When a concept-targeted query returns no matching findings, the API emits an “all clear” hint and clears unrelated session context to avoid confusing output.

For broad semantic queries (intent semantic without a targeted concept), the API may diversify results by rule type (for example max 2 findings per rule). Targeted concept queries do not diversify.

If the query explicitly references a file and uses words like “risks” or “issues”, the API may override semantic results and return findings for that file token from the latest session.

This is a UX safeguard: users usually mean “filter by this file”.

When an impact/usage slice returns dependent files, the API may fetch findings for those dependent files and attach them with source metadata marking the origin as dependent-file enrichment.

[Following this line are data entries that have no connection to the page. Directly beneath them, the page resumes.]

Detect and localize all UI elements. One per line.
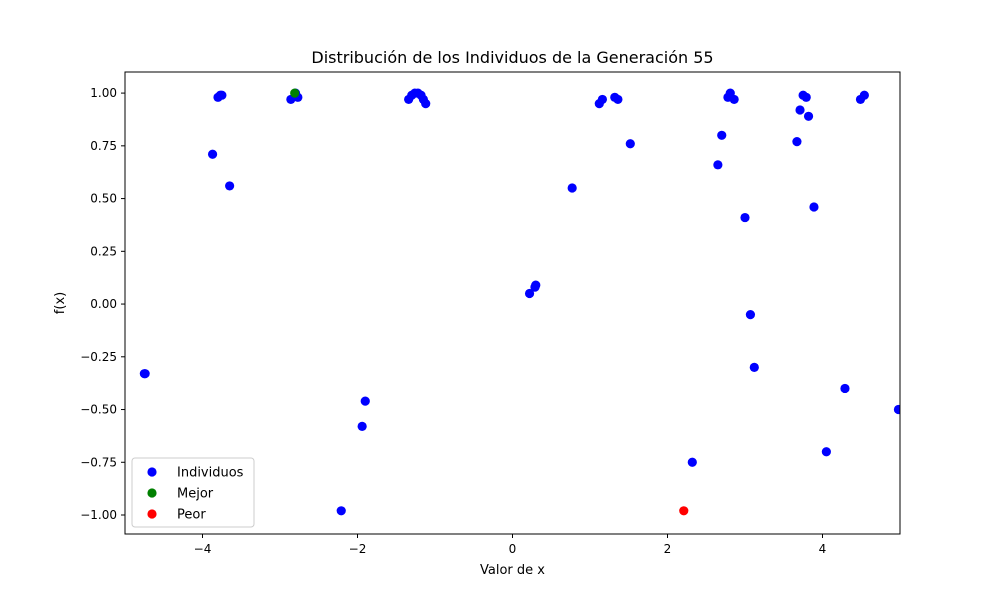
point-individuos (217, 90, 227, 100)
legend: Individuos Mejor Peor (131, 457, 255, 528)
point-individuos (801, 92, 811, 102)
y-tick-label: −0.50 (80, 403, 117, 417)
legend-marker (147, 509, 157, 519)
legend-label: Mejor (177, 487, 214, 502)
x-tick-label: 2 (664, 542, 672, 556)
point-individuos (336, 506, 346, 516)
x-tick-label: 0 (509, 542, 517, 556)
point-individuos (597, 94, 608, 105)
x-tick-label: −2 (349, 542, 367, 556)
y-tick-label: 0.25 (90, 244, 117, 258)
y-tick-label: 0.00 (90, 297, 117, 311)
point-individuos (421, 99, 431, 109)
x-axis-label: Valor de x (480, 563, 545, 578)
point-individuos (803, 111, 814, 121)
point-individuos (531, 280, 541, 290)
legend-marker (147, 488, 157, 498)
point-individuos (613, 94, 623, 105)
y-tick-label: −0.25 (80, 350, 117, 364)
point-individuos (225, 181, 235, 191)
x-tick-label: −4 (194, 542, 212, 556)
point-individuos (893, 404, 900, 415)
point-individuos (357, 421, 367, 432)
point-individuos (207, 149, 218, 159)
ticks-layer: −4 −2 0 2 4 −1.00 −0.75 −0.50 −0.25 0.00 0.25 0.50 0… (80, 86, 826, 556)
scatter-points (139, 88, 900, 516)
point-mejor (290, 88, 300, 98)
point-individuos (567, 183, 577, 193)
point-individuos (749, 362, 759, 372)
point-individuos (745, 310, 756, 320)
point-individuos (729, 94, 739, 105)
y-tick-label: 0.50 (90, 192, 117, 206)
legend-label: Individuos (177, 466, 244, 481)
point-individuos (840, 383, 850, 394)
point-individuos (687, 457, 697, 467)
point-individuos (360, 396, 370, 406)
point-individuos (859, 90, 869, 100)
point-individuos (625, 139, 635, 149)
legend-label: Peor (177, 508, 206, 523)
point-individuos (795, 105, 805, 115)
point-individuos (140, 369, 150, 379)
x-tick-label: 4 (819, 542, 827, 556)
point-individuos (524, 288, 535, 299)
point-peor (679, 506, 689, 516)
y-tick-label: 1.00 (90, 86, 117, 100)
point-individuos (792, 137, 802, 147)
chart-title: Distribución de los Individuos de la Gen… (311, 48, 713, 67)
y-tick-label: 0.75 (90, 139, 117, 153)
points-layer (139, 88, 900, 516)
legend-marker (147, 467, 157, 477)
point-individuos (809, 202, 819, 212)
legend-box (131, 457, 255, 528)
point-individuos (713, 160, 723, 170)
point-individuos (717, 130, 727, 140)
point-individuos (821, 447, 831, 457)
y-tick-label: −1.00 (80, 508, 117, 522)
y-axis-label: f(x) (53, 292, 68, 314)
y-tick-label: −0.75 (80, 455, 117, 469)
point-individuos (740, 212, 750, 223)
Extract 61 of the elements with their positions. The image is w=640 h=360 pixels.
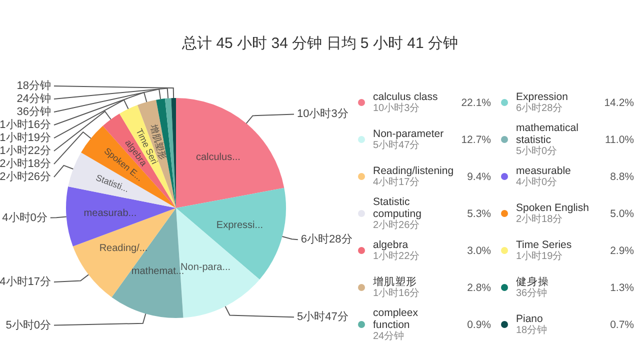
text: 1小时16分	[0, 119, 51, 132]
legend-label: Piano	[516, 313, 543, 325]
data-label: 12.7%	[460, 134, 491, 146]
text: 36分钟	[516, 288, 548, 299]
legend-label: Statistic computing	[373, 196, 422, 220]
data-label: 14.2%	[603, 96, 634, 108]
text: 4小时0分	[516, 177, 558, 188]
text: 2小时26分	[0, 171, 51, 184]
text: 1小时16分	[373, 288, 420, 299]
text: 4小时17分	[373, 177, 420, 188]
text: 5小时0分	[516, 146, 558, 157]
data-label: 5.3%	[466, 208, 491, 220]
text: 1小时19分	[516, 251, 563, 262]
text: 2小时18分	[516, 214, 563, 225]
text: Expressi...	[216, 220, 264, 231]
text: 2小时18分	[0, 158, 51, 170]
data-label: 3.0%	[466, 244, 491, 256]
text: 18分钟	[516, 325, 548, 336]
text: 36分钟	[16, 106, 51, 118]
chart-title: 总计 45 小时 34 分钟 日均 5 小时 41 分钟	[181, 34, 459, 53]
legend-label: 增肌塑形	[373, 276, 418, 288]
legend-label: mathematical statistic	[516, 122, 580, 146]
text: 5小时47分	[373, 140, 420, 151]
text: 1小时19分	[0, 132, 51, 144]
text: measurab...	[84, 208, 137, 220]
text: calculus...	[196, 152, 240, 163]
legend-label: Time Series	[516, 239, 573, 251]
text: 24分钟	[373, 331, 404, 342]
data-label: 9.4%	[466, 170, 491, 182]
data-label: 11.0%	[604, 134, 634, 146]
data-label: 1.3%	[609, 282, 634, 294]
text: 4小时17分	[0, 276, 51, 288]
legend-label: 健身操	[516, 276, 550, 288]
data-label: 0.9%	[466, 318, 491, 330]
text: 5小时0分	[6, 319, 51, 332]
text: 6小时28分	[516, 103, 563, 114]
text: 1小时22分	[373, 251, 420, 262]
legend-label: Expression	[516, 91, 569, 103]
data-label: 2.8%	[466, 282, 491, 294]
legend-label: Non-parameter	[373, 128, 445, 140]
data-label: 5.0%	[609, 208, 634, 220]
text: 10小时3分	[373, 103, 420, 114]
text: 5小时47分	[297, 311, 348, 324]
legend-label: Reading/listening	[373, 165, 454, 177]
text: 6小时28分	[300, 234, 352, 246]
text: Reading/...	[99, 242, 148, 254]
text: 1小时22分	[0, 145, 51, 158]
text: 24分钟	[16, 93, 51, 106]
text: 18分钟	[16, 80, 51, 92]
text: 10小时3分	[297, 108, 348, 120]
data-label: 0.7%	[609, 318, 634, 330]
legend-label: calculus class	[373, 91, 439, 103]
data-label: 8.8%	[609, 170, 634, 182]
legend-label: algebra	[373, 239, 410, 251]
text: 2小时26分	[373, 220, 420, 231]
legend-label: measurable	[516, 165, 572, 177]
legend-label: Spoken English	[516, 202, 590, 214]
data-label: 22.1%	[460, 96, 491, 108]
data-label: 2.9%	[609, 244, 634, 256]
text: 4小时0分	[2, 212, 48, 224]
legend-label: compleex function	[373, 307, 419, 331]
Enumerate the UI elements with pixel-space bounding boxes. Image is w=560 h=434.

When the plan needs a concrete target and cannot resolve it unambiguously, the response includes disambiguation.

It provides:

  • a reason (why the system could not resolve the target)
  • safe tokens to paste into a follow-up query
  • candidate matches

This is the expected response shape for queries like “what breaks if I change auth” when there are multiple plausible auth targets.

Some intents prefer graph_data from the CLI and only fall back to stored graph data.

This matters when:

  • the stored graph is stale (review not re-run after a refactor)
  • dynamic languages produce multiple plausible resolutions
  • flow/SLO data exists locally but was not persisted

If an answer seems inconsistent with the current working tree, re-running unfault review usually resolves the mismatch.